Based on the results of the three systematic literature searches reviews presented, it can be stated that the aspects of human factors and ergonomics have been widely taken into account in the development and implementation of AI technology in the presentation of the seven levels of work processes. Since AI-technologies are still in the early stages of development, many studies were found which forecast effects, authors aspects or opinions of enterprise representatives. This is especially the case for level six. In Germany, there are a number of research projects in this area that want to use survey studies to collect and gather initial concrete insights into the effects of AI on organizations. This is only possible because of the progressive development of AI technologies. The large-scale ACATECH study as well as the Competence Center for Work and AI in Darmstadt can be mentioned as examples. Politically, many goals were set but concrete implementation was neglected in the sources. This was especially evident in the studies that could be sorted into the more general levels, such as “work and society.” The transition between forecasts and meaningful facts must be observed and not missed.
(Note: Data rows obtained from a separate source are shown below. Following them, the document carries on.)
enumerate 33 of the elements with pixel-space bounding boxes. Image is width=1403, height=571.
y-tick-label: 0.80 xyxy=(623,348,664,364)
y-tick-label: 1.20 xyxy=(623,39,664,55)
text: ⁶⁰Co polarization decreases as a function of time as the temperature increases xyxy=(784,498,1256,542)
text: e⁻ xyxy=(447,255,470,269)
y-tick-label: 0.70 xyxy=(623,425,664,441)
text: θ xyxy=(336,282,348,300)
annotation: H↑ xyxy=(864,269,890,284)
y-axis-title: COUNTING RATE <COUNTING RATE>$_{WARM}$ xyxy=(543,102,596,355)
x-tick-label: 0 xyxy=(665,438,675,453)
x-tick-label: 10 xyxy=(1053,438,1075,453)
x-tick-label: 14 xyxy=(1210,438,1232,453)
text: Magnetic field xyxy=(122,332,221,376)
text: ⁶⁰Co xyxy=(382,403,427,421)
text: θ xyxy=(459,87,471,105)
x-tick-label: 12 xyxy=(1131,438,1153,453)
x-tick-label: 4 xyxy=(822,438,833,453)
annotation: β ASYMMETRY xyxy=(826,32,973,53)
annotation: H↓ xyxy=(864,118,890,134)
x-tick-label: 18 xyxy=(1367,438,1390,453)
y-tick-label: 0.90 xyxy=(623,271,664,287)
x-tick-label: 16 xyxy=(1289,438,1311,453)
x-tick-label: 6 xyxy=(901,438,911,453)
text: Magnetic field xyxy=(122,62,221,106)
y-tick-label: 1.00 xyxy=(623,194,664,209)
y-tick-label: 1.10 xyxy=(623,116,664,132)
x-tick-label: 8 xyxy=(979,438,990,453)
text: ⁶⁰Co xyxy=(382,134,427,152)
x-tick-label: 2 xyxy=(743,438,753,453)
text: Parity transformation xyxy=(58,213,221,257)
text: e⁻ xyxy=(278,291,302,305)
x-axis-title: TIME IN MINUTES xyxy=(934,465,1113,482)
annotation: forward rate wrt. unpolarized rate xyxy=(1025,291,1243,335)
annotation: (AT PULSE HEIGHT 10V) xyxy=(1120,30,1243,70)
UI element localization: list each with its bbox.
The research gaps that were uncovered by means of the research work should be clearly emphasized:

  • Operational educational concepts

  • The right of employees to have a say

  • Employees’ motivation and volitional aspects in the interaction of AI – applications

  • Leadership in general

  • Participation and voice in the AI-context

This could be due to the fact that AI is no longer classified as a trend with the onset of machine learning from 2010 and with Deep Learning and its success with AlphaGo in 2016. Developments have intensified [6, 61] and implementation projects are slowly progressing. In the future, however, research should focus more on the issues described above, especially those that affect employees. After all, even an implementation of a simple technology can fail due to a lack of acceptance or mistrust of the technology or the company [62].
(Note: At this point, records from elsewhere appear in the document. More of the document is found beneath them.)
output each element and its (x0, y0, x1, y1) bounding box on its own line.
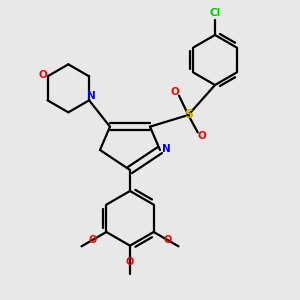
Text: O: O (164, 235, 172, 245)
Text: O: O (126, 257, 134, 267)
Text: Cl: Cl (209, 8, 220, 18)
Text: N: N (162, 144, 171, 154)
Text: O: O (88, 235, 97, 245)
Text: O: O (198, 131, 206, 141)
Text: S: S (184, 109, 193, 122)
Text: N: N (87, 91, 96, 101)
Text: O: O (38, 70, 47, 80)
Text: O: O (170, 87, 179, 97)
The presented work does not represent a complete overview of the current research situation. New studies published after December 2020 could not be included. Furthermore, only sources were used that were written in German and English and were available as open access files. Studies with different keywords could not be included.
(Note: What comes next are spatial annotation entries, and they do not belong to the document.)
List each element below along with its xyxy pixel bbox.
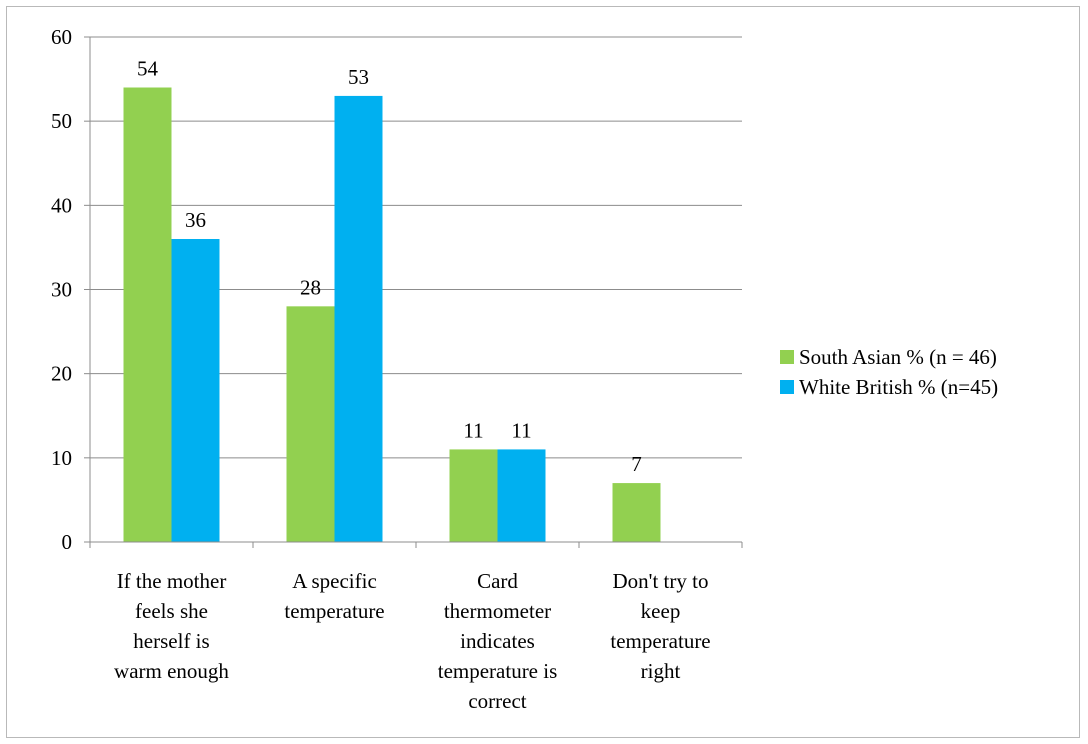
y-tick-label: 0 — [62, 530, 73, 554]
data-label: 11 — [463, 418, 483, 442]
category-label: keep — [641, 599, 681, 623]
category-label: right — [641, 659, 681, 683]
data-label: 54 — [137, 57, 159, 81]
legend: South Asian % (n = 46) White British % (n… — [780, 345, 998, 399]
data-label: 11 — [511, 418, 531, 442]
category-label: indicates — [460, 629, 535, 653]
category-label: thermometer — [444, 599, 551, 623]
labels: 0 10 20 30 40 50 60 54 28 11 7 36 53 11 If the mother f… — [51, 25, 711, 713]
bar — [123, 87, 172, 542]
bar — [612, 483, 661, 542]
legend-label: South Asian % (n = 46) — [799, 345, 997, 369]
category-label: warm enough — [114, 659, 229, 683]
category-label: A specific — [292, 569, 377, 593]
y-tick-label: 30 — [51, 278, 72, 302]
category-label: feels she — [135, 599, 208, 623]
data-label: 7 — [631, 452, 642, 476]
y-tick-label: 50 — [51, 109, 72, 133]
category-label: If the mother — [117, 569, 227, 593]
data-label: 36 — [185, 208, 206, 232]
category-label: temperature is — [438, 659, 558, 683]
y-tick-label: 10 — [51, 446, 72, 470]
data-label: 53 — [348, 65, 369, 89]
legend-swatch — [780, 380, 794, 394]
y-tick-label: 40 — [51, 193, 72, 217]
axes — [84, 36, 743, 548]
data-label: 28 — [300, 275, 321, 299]
bar — [449, 449, 498, 542]
y-tick-label: 20 — [51, 362, 72, 386]
category-label: herself is — [133, 629, 209, 653]
legend-swatch — [780, 350, 794, 364]
legend-label: White British % (n=45) — [799, 375, 998, 399]
category-label: temperature — [284, 599, 384, 623]
category-label: temperature — [610, 629, 710, 653]
category-label: correct — [468, 689, 526, 713]
bar — [171, 239, 220, 542]
bar — [286, 306, 335, 542]
y-tick-label: 60 — [51, 25, 72, 49]
category-label: Card — [477, 569, 518, 593]
category-label: Don't try to — [613, 569, 709, 593]
bar — [334, 95, 383, 543]
bar — [497, 449, 546, 542]
bars — [123, 87, 661, 543]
It can be discussed whether the classification of the search strings into the seven levels of consideration of work processes, as suggested by Luczak and Volpert [63], is useful for the presentation of the current state of research. This holds true especially for the field of human factors and ergonomics [7]. Some studies could be assigned to more than one level. In particular, the studies found in the literature search on level seven “work and society” and level six “company work relations and organizations” could have been additionally assigned to the lower levels, especially in the aspect of changes and opportunities. Consequently, a selectivity was not given. Since work research is an interdisciplinary science, the core of human factors and ergonomics is assigned to levels three to five in German-speaking countries. Occupational physicians and work technologists are assigned more to the lower levels, i.e. micro-ergonomics, sociologists and economists to the higher levels, i.e. macro-ergonomics [7]. For further and more in-depth research, studies that can be assigned to levels three to five in relation to AI should be looked at more closely. The other levels should be looked at more closely by colleagues from other disciplines.

5 Conclusion

The presented work provides an overview of the current state of research on the aspects of human factors and ergonomics in the development and implementation of AI technologies. Research gaps were identified in the areas that primarily concerned employees and their opinions. Research needs were highlighted and it was postulated not to miss the transition between predictions to verifiable facts.